Xiaohongshu runs a lifestyle-sharing platform. Users can record every day of their lives in short videos and pictures and share them on Xiaohongshu. Since 2017, we have experienced explosive growth in business and registered users. This presents an opportunity for us to optimize our data analytics and application systems, such as business intelligence, dashboards, user behavior analytics, and policy-based algorithms. Our big data team introduces various OLAP analysis engines including StarRocks, which helps us develop an advanced and integrated data analysis platform and empowers us to simplify data processing and handle highly concurrent requests.

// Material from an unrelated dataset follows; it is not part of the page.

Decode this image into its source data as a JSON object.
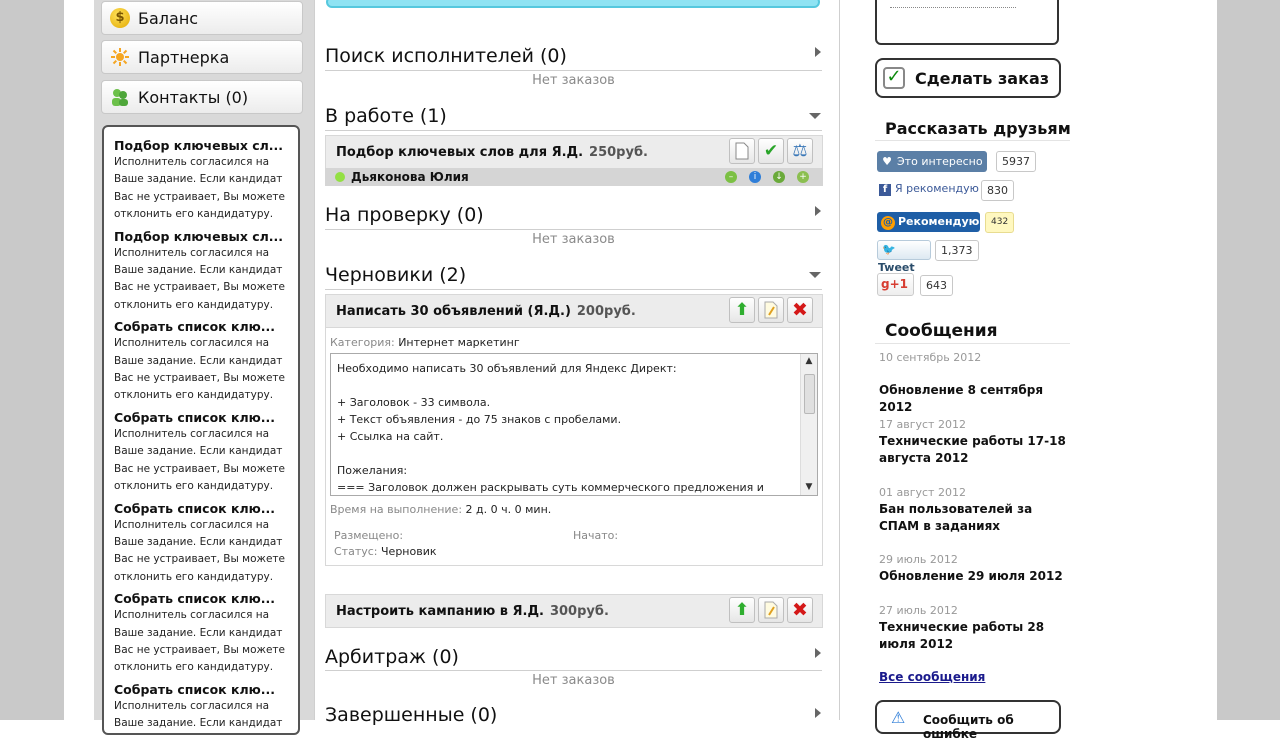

Journey of Improving OLAP Engines

Stage 1: Before 2017, our data volume was not large and we used AWS Redshift for data storage and computing. At that time, our data warehouse system was not fully established, and most data requirements were implemented in a short and fast way. The entire process of ETL, data modeling, and dashboard creation is completed by Redshift alone.

However, as our business complexity and data amount increase, this pattern soon encountered a bottleneck. The main problems were as follows:


  • Redshift can not achieve auto-scaling without compromising online SQL query performance. That means auto-scaling may cause data redistribution and compromise the performance and availability of clusters.
  • Parallel ETL operations may severely undermine the availability of clusters. When multiple ETL tasks run in parallel on Redshift, these tasks may preempt resources, which reduces data analysis efficiency and causes queries to time out. Even worse, the entire cluster might become unavailable due to overload.
  • The lack of a storage-compute separation architecture results in bottlenecks in storage capacity, which cannot accommodate the increasing amount of business data.

Stage 2: During this period, we developed a data warehouse framework on top of Apache Hadoop® and Apache Hive™ and ran ETL tasks entirely on Apache Hadoop clusters. We use Presto as the OLAP analysis tool, which is a distributed system that runs on Apache Hadoop. Presto uses the Apache Hive metastore service to access data in a Apache Hive data warehouse through pluggable Apache Hive connectors.

Stage 3: As real-time business and data applications keep advancing, a growing demand for high-performance databases emerges. We used ClickHouse to build a robust and high-speed data analysis platform to support real-time queries.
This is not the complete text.